Video resources
Across the social sciences, researchers are increasingly turning to text as a form of data. Yet, quantifying large volumes of text rigorously and precisely is incredibly difficult. These videos are from a workshop I gave at the Center for the Study of Adolescent Risk and Resilience at Duke University in February 2024. In the first video, I presented the results of my work on using generative pre-trained tranformers (GPTs) for automated text analysis (or "content coding"). In the second video, I show viewers how to do this themselves.
In this video, I explain the "replication crisis" and how it began. I also discuss some causes of non-replicable research and some solutions to these problems.
This video discusses the question of whether science should be value-free. I argue that it cannot be, and that scientists should therefore not strive to be "objective" in that sense. Instead, the ideal of objectivity should be understood in terms of openness, transparence, and convergence in the face of public scrutiny of ideas.
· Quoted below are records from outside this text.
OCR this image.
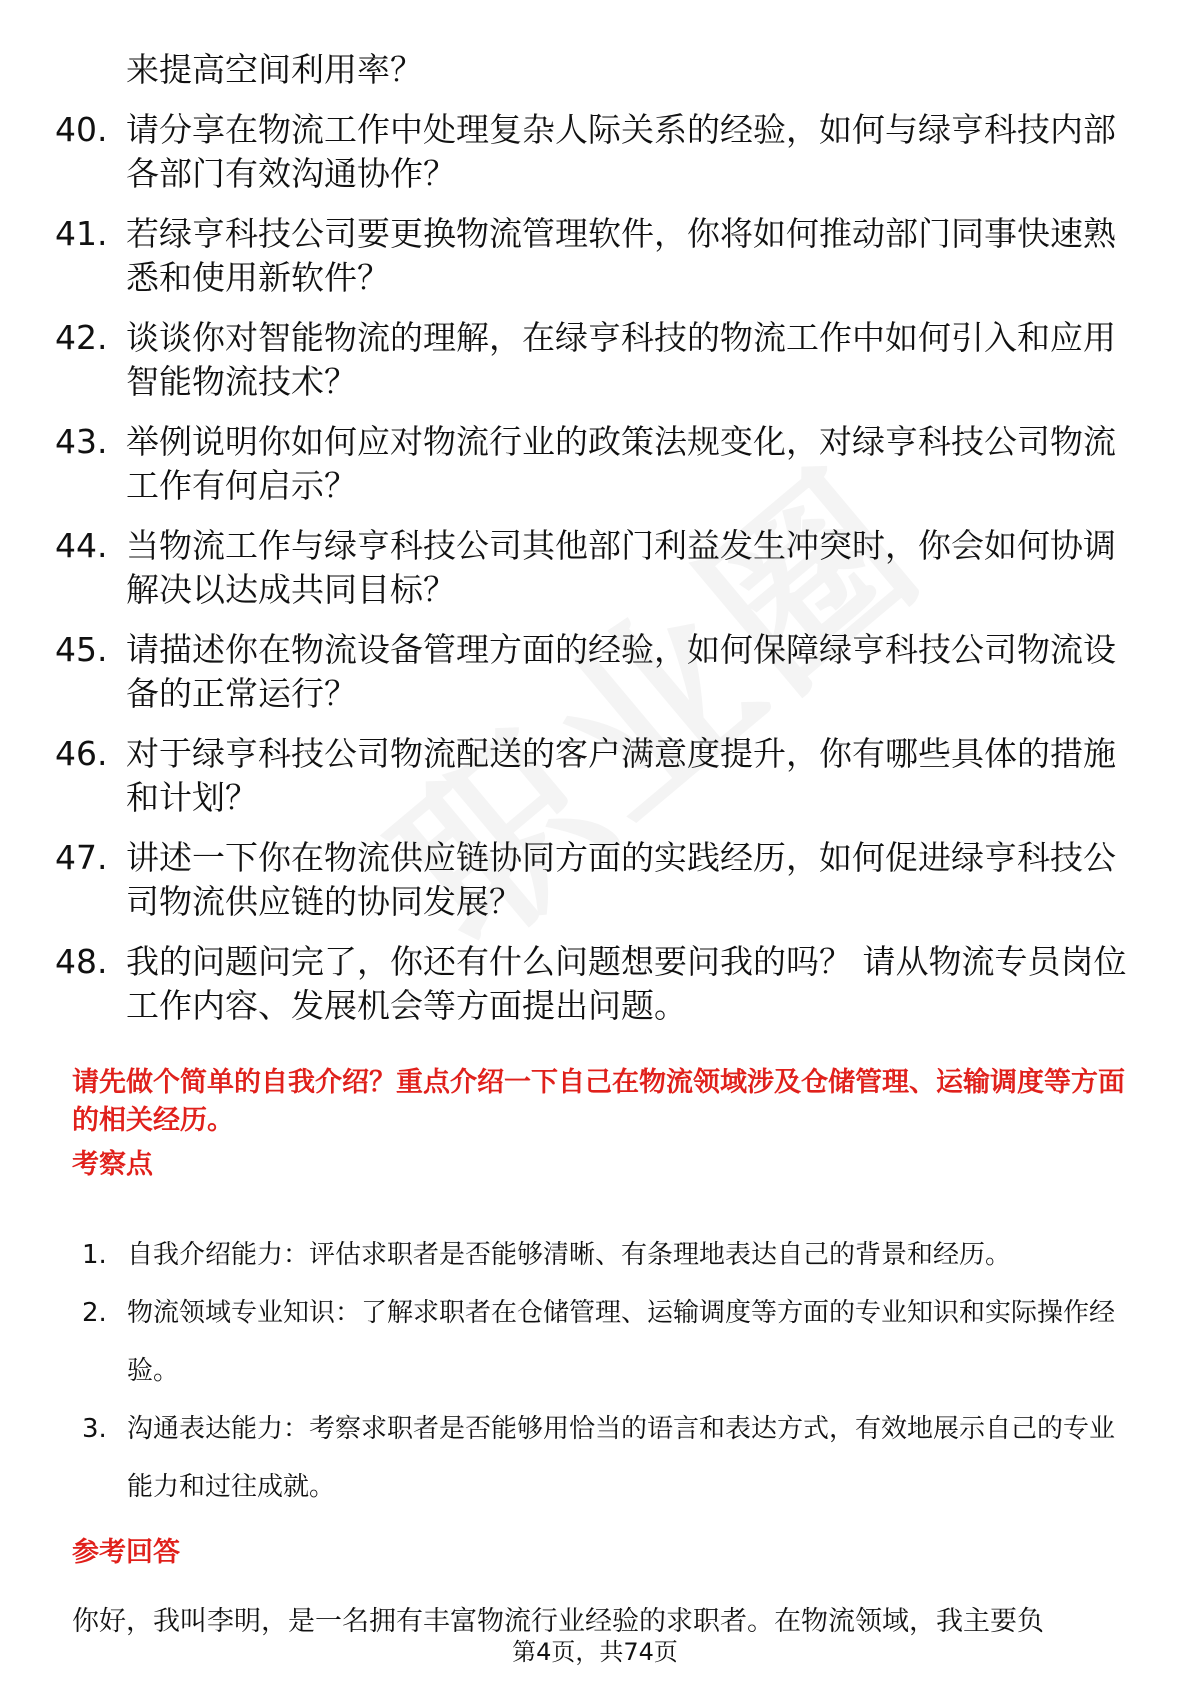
来提高空间利用率？
40. 请分享在物流工作中处理复杂人际关系的经验，如何与绿亨科技内部各部门有效沟通协作？
41. 若绿亨科技公司要更换物流管理软件，你将如何推动部门同事快速熟悉和使用新软件？
42. 谈谈你对智能物流的理解，在绿亨科技的物流工作中如何引入和应用智能物流技术？
43. 举例说明你如何应对物流行业的政策法规变化，对绿亨科技公司物流工作有何启示？
44. 当物流工作与绿亨科技公司其他部门利益发生冲突时，你会如何协调解决以达成共同目标？
45. 请描述你在物流设备管理方面的经验，如何保障绿亨科技公司物流设备的正常运行？
46. 对于绿亨科技公司物流配送的客户满意度提升，你有哪些具体的措施和计划？
47. 讲述一下你在物流供应链协同方面的实践经历，如何促进绿亨科技公司物流供应链的协同发展？
48. 我的问题问完了，你还有什么问题想要问我的吗？ 请从物流专员岗位工作内容、发展机会等方面提出问题。
请先做个简单的自我介绍？重点介绍一下自己在物流领域涉及仓储管理、运输调度等方面的相关经历。
考察点
1. 自我介绍能力：评估求职者是否能够清晰、有条理地表达自己的背景和经历。
2. 物流领域专业知识：了解求职者在仓储管理、运输调度等方面的专业知识和实际操作经验。
3. 沟通表达能力：考察求职者是否能够用恰当的语言和表达方式，有效地展示自己的专业能力和过往成就。
参考回答
你好，我叫李明，是一名拥有丰富物流行业经验的求职者。在物流领域，我主要负
第4页，共74页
This video gives a broad overview of basic concepts from psychological science. It covers how psychologists measure things, and how they test the quality of measurement instruments. It also addresses the concepts of mediation and moderation, within-person versus between-person relationships, and "internal" versus "external" validity.
In science, p-values appear all over the place and are incredibly important. But what are they? What do they tell us? This video explains p-values using an intuitive example involving a tea party.
This video provides a simple, conceptual introduction to correlations, specifically "bivariate" correlations and confidence intervals around estimates of correlation coefficients.
This video builds on the one above, explaining how regression models allow researchers to examine the unique or independent associations between predictors and an outcome variable.